By Chris Rotolo |
SEA BRIGHT – School taxes in the borough will go up again next year, said Mayor Dina Long.
At the June 4 borough council meeting, Long said Shore Regional’s budget for the 2018-19 school session will increase. Sea Bright’s total school levy will rise to $3.57 million from $3.3 million.
Twenty-six borough students attend the West Long Branch-based regional high school.
“The school’s budget has increased and Sea Bright’s portion of the budget has gone from 21 percent to 23 percent,” Long said during the public comment section of the meeting. “So we know that we’ll be seeing some increases in our school tax in the upcoming budget.”
In 2016-17, the borough paid approximately $2.1 million in school tax for 18 of its students to attend Shore Regional, or $116,666.67 per student.
Last year borough residents saw the cost per-student rise to $128,218.04.
Long noted that with 10 Sea Bright seniors set to graduate from the school this year – referring to it is as “a big graduating class” for the municipality – the number of borough students due to attend Shore Regional in the following years is trending downward, while costs continue to climb.
In March 2017, the borough petitioned the state commissioner of education, David Hespe, to force Shore Regional’s Board of Education to agree to a referendum vote on the matter, which would call for reform of the current regional school funding formula and a more equal distribution of the school tax burden.
Holding a referendum vote would place the decision in the hands of taxpayers from Oceanport, Monmouth Beach, West Long Branch and Sea Bright. Though the borough has petitioned the school board in the past, those petitions were denied.
Borough councilman Charlie H. Rooney III called the Shore Regional Board of Education’s refusal to grant a referendum vote “frustrating.”
“The Board’s arrogance is blinding them,” Rooney added. “It almost seems like they think they’re above us and that’s keeping them from seeing the solution that’s right in front of their faces.”
“This is not the Board’s decision. This is a taxpayer’s decision.

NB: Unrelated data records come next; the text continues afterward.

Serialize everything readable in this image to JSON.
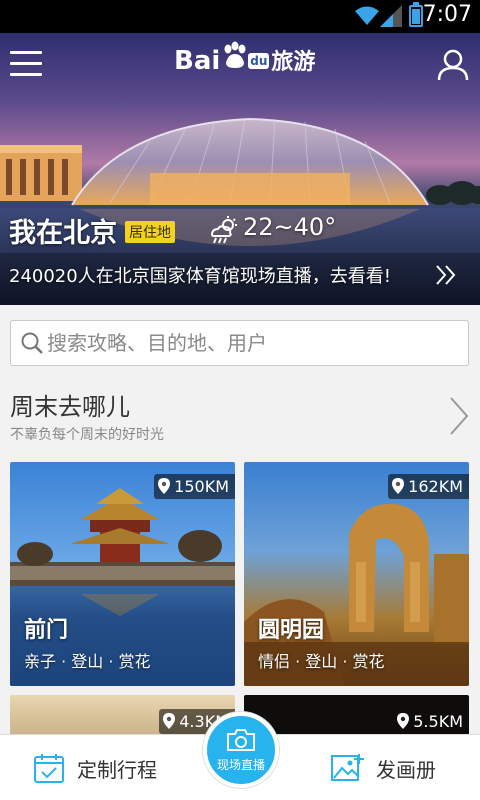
{
  "status_bar": {
    "time": "7:07"
  },
  "header": {
    "logo_text": "Bai",
    "logo_du": "du",
    "logo_cn": "旅游"
  },
  "hero": {
    "city_label": "我在北京",
    "resident_tag": "居住地",
    "temperature": "22~40°",
    "live_text": "240020人在北京国家体育馆现场直播，去看看!"
  },
  "search": {
    "placeholder": "搜索攻略、目的地、用户"
  },
  "weekend": {
    "title": "周末去哪儿",
    "subtitle": "不辜负每个周末的好时光",
    "cards": [
      {
        "name": "前门",
        "tags": "亲子 · 登山 · 赏花",
        "distance": "150KM"
      },
      {
        "name": "圆明园",
        "tags": "情侣 · 登山 · 赏花",
        "distance": "162KM"
      },
      {
        "name": "",
        "tags": "",
        "distance": "4.3KM"
      },
      {
        "name": "",
        "tags": "",
        "distance": "5.5KM"
      }
    ]
  },
  "bottom_bar": {
    "plan_label": "定制行程",
    "live_label": "现场直播",
    "album_label": "发画册"
  },
  "colors": {
    "accent": "#27b4ee",
    "tag_yellow": "#f3d31d",
    "battery": "#3ba3e8"
  }
}
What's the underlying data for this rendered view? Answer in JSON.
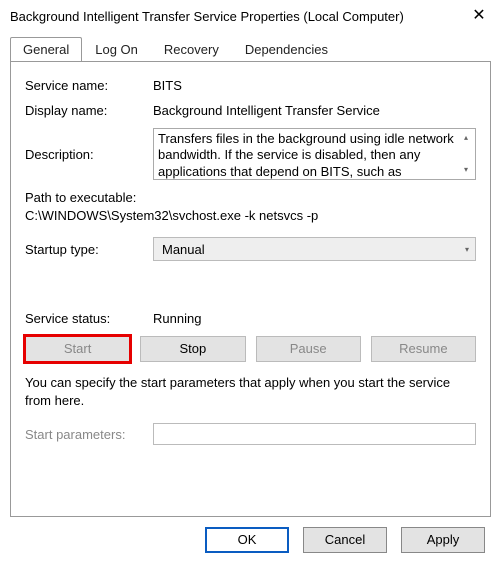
{
  "window": {
    "title": "Background Intelligent Transfer Service Properties (Local Computer)"
  },
  "tabs": {
    "general": "General",
    "logon": "Log On",
    "recovery": "Recovery",
    "dependencies": "Dependencies",
    "active": "General"
  },
  "labels": {
    "service_name": "Service name:",
    "display_name": "Display name:",
    "description": "Description:",
    "path": "Path to executable:",
    "startup_type": "Startup type:",
    "service_status": "Service status:",
    "start_parameters": "Start parameters:"
  },
  "values": {
    "service_name": "BITS",
    "display_name": "Background Intelligent Transfer Service",
    "description": "Transfers files in the background using idle network bandwidth. If the service is disabled, then any applications that depend on BITS, such as Windows",
    "path": "C:\\WINDOWS\\System32\\svchost.exe -k netsvcs -p",
    "startup_type": "Manual",
    "service_status": "Running",
    "start_parameters": ""
  },
  "buttons": {
    "start": "Start",
    "stop": "Stop",
    "pause": "Pause",
    "resume": "Resume"
  },
  "hint": "You can specify the start parameters that apply when you start the service from here.",
  "footer": {
    "ok": "OK",
    "cancel": "Cancel",
    "apply": "Apply"
  }
}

And the thing is, regardless of how that vote might go, even if the other towns choose to help the citizens of Sea Bright, the budget remains the same. School taxes are still going to be paid,” said Rooney.
Sea Bright currently has litigation pending regarding the borough’s request for a referendum. and, though the petition is still working its way through the legal channels, “We do feel confident in our legal challenge.”
The current funding formula was instituted in 1975 and requires that regional district tax levies be allocated based on property values, rather than population or the number of borough students attending an institute.
Long said she and the borough council are currently working with the office of state Sen. Declan O’Scanlon (R-13) on new methods to rework the funding formula, including a cap system that would eliminate the possibility of a nearly 55 percent school tax increase, like the one Sea Bright saw from 2016-17 to 2017-18.
“One of the tweaks we’re working on is to cap the amount your allowed to swing in a year,” Long said. “That would make sure we don’t have these huge increases. The idea would be to cap it at a reasonable range so there is room to increase but we won’t get sandbagged like we have in past years,” said Long. “But this is something for down the road.”
In January the council stated that only 47 percent of Sea Bright property taxes is used for local purposes, with approximately 25 percent going to Shore Regional and another 10 percent going to Oceanport K-8 schools.
According to the 2018-19 Shore Regional budget, Sea Bright is the only one of the four boroughs whose students attend the school whose total tax levy has increased over the previous year.
While Sea Bright’s total school levy has risen from $3.3 million to $3.57 million, Oceanport’s has decreased from $3.57 million to $3.52 million. Monmouth Beach’s has fallen from $3.91 million to $3.81 million. And West Long Branch has dropped from $4.82 million to $4.62 million.